Наконец, кисти обеих рук оказались на своих привычных местах, и в ту же секунду Алмаз продемонстрировал Ивану, что все его пальцы в полном функциональном порядке.
– Шевелятся, – подтвердил Иван, – но на фокус, всё же, похоже.
– Да, теперь я могу показывать фокусы. А своими родными не мог.
– А с ними что стряслось? Если это не тайна? Мне миной, вот, рубануло, – словно предлагая обмен, – поделился информацией о себе Иван.
– Мина с дисковым эффектом, ограниченного радиуса действия, – кивнул Алмаз, – жестокая вещица, наслышан. Главное, рядом с ней не упасть на колени.
– Или попытаться послушать асфальт.
Алмаз оценил своеобразную шутку. Оба улыбнулись.
– А у тебя случайная детонация? – предположил Иван.
– Тогда мне, возможно, ещё понадобился бы протез головы.
И опять оба улыбнулись.
– Нет, всё проще, – продолжил Алмаз, – меня вытащили из-за оборонительного укрепления тактических щитов…
– Такое возможно? – возмущённо удивился Иван.
– Это была уникальная толпа. Такого возмущения я ещё не встречал. Это были рабочие тоннелестроители. Чего уж они требовали, нам, естественно, не доложили. Мы просто выполняли свой долг, свою работу. Так вот, где-то в линии щитов у нас случился разрыв. Меня молниеносно выхватили из цепи и как щенка, передавая из рук в руки, осыпая градом ударов, куда-то потащили. Я ещё что-то мог соображать до того момента, когда с меня сорвали защитный тактический шлем. Потом я потерял сознание.

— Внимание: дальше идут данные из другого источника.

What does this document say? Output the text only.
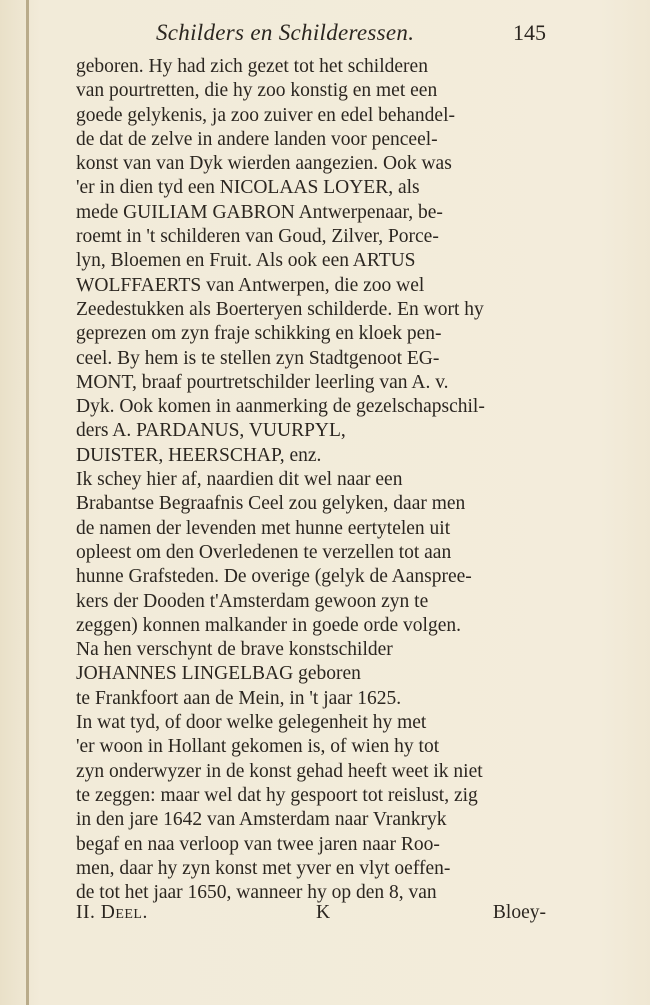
Schilders en Schilderessen.	145
geboren. Hy had zich gezet tot het schilderen
van pourtretten, die hy zoo konstig en met een
goede gelykenis, ja zoo zuiver en edel behandel-
de dat de zelve in andere landen voor penceel-
konst van van Dyk wierden aangezien. Ook was
'er in dien tyd een NICOLAAS LOYER, als
mede GUILIAM GABRON Antwerpenaar, be-
roemt in 't schilderen van Goud, Zilver, Porce-
lyn, Bloemen en Fruit. Als ook een ARTUS
WOLFFAERTS van Antwerpen, die zoo wel
Zeedestukken als Boerteryen schilderde. En wort hy
geprezen om zyn fraje schikking en kloek pen-
ceel. By hem is te stellen zyn Stadtgenoot EG-
MONT, braaf pourtretschilder leerling van A. v.
Dyk. Ook komen in aanmerking de gezelschapschil-
ders A. PARDANUS, VUURPYL,
DUISTER, HEERSCHAP, enz.
Ik schey hier af, naardien dit wel naar een
Brabantse Begraafnis Ceel zou gelyken, daar men
de namen der levenden met hunne eertytelen uit
opleest om den Overledenen te verzellen tot aan
hunne Grafsteden. De overige (gelyk de Aanspree-
kers der Dooden t'Amsterdam gewoon zyn te
zeggen) konnen malkander in goede orde volgen.
Na hen verschynt de brave konstschilder
JOHANNES LINGELBAG geboren
te Frankfoort aan de Mein, in 't jaar 1625.
In wat tyd, of door welke gelegenheit hy met
'er woon in Hollant gekomen is, of wien hy tot
zyn onderwyzer in de konst gehad heeft weet ik niet
te zeggen: maar wel dat hy gespoort tot reislust, zig
in den jare 1642 van Amsterdam naar Vrankryk
begaf en naa verloop van twee jaren naar Roo-
men, daar hy zyn konst met yver en vlyt oeffen-
de tot het jaar 1650, wanneer hy op den 8, van
II. Deel.	K	Bloey-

– Не представляю, как тебе вообще удалось выжить.
Иван нахмурил брови, а в уголках глаз появились суровые складки.
– Убивать они меня не хотели. Может, просто побоялись. А, может, хотели что-то доказать. Теперь для меня это уже не важно. Мне просто напросто размолотили кисти в кашу прутьями арматуры. Боли, как ни странно, я практически не чувствовал. Наверное, адреналин в крови заглушил. А вот как кто-то орал, помню.
– Что орал?
– «Теперь ты не сможешь бить нас своей дубинкой, и щитом закрыться не сможешь!». Ну, и ещё масса того, чего я не смогу.
– Это просто жестокость, обыкновенная злоба, ненависть к порядку и существующей системе, – кивнул Иван.

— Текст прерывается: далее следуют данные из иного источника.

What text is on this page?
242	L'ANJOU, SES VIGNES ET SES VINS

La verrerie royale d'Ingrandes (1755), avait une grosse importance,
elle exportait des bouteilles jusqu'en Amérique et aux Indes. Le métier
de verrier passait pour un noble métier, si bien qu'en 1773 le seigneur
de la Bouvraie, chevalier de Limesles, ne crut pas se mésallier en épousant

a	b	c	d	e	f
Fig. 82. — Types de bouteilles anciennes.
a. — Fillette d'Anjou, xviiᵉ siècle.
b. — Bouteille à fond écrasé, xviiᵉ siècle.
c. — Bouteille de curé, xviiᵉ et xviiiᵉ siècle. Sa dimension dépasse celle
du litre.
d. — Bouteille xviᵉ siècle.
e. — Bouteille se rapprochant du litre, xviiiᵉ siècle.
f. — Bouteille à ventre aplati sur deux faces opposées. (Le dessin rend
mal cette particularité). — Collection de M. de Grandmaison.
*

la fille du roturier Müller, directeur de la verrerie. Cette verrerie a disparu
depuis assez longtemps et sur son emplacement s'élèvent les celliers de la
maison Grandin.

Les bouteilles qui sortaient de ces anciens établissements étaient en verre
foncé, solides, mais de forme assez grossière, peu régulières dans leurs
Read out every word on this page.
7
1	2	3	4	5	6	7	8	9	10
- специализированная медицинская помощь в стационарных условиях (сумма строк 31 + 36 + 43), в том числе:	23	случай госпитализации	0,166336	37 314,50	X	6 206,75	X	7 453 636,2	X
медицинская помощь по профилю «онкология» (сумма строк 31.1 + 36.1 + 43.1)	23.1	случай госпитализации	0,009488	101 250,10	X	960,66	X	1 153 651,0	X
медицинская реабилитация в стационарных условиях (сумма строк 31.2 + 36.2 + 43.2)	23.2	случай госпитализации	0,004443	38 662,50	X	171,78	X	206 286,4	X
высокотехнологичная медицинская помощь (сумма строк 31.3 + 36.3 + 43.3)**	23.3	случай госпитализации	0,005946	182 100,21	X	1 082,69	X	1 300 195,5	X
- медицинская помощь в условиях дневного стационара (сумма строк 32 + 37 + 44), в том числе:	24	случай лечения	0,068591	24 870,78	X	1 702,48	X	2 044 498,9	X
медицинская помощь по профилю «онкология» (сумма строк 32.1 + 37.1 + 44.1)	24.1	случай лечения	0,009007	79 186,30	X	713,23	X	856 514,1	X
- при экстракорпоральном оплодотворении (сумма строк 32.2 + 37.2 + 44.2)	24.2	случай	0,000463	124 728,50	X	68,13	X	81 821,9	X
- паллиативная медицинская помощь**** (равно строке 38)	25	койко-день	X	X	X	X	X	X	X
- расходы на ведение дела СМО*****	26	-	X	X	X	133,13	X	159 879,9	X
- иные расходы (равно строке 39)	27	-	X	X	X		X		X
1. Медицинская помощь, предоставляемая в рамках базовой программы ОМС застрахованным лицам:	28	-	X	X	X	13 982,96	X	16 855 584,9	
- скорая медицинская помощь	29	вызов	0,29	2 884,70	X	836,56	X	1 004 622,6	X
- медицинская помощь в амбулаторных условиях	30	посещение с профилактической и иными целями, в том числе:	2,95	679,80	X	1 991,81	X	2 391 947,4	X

– Да, наверное, может быть, – согласился Алмаз. Однако в глазах мелькнуло что-то вроде вопроса. – А ты, Иван, крепкий орешек.
– Приятно слышать. Что, так заметно?
– Быстро избавился от посттравматического синдрома. Вон у тебя какой огонь в глазах!
– Это, скорее, во мне воспитание искры пускает. Этот огонь ещё с детства в моей душе горит.
– Значит, есть у тебя душа?
– Что? Причём тут душа?
– Ты сам сказал, я просто переспросил.
Не очень нравилась Ивану тема, затронутая в разговоре.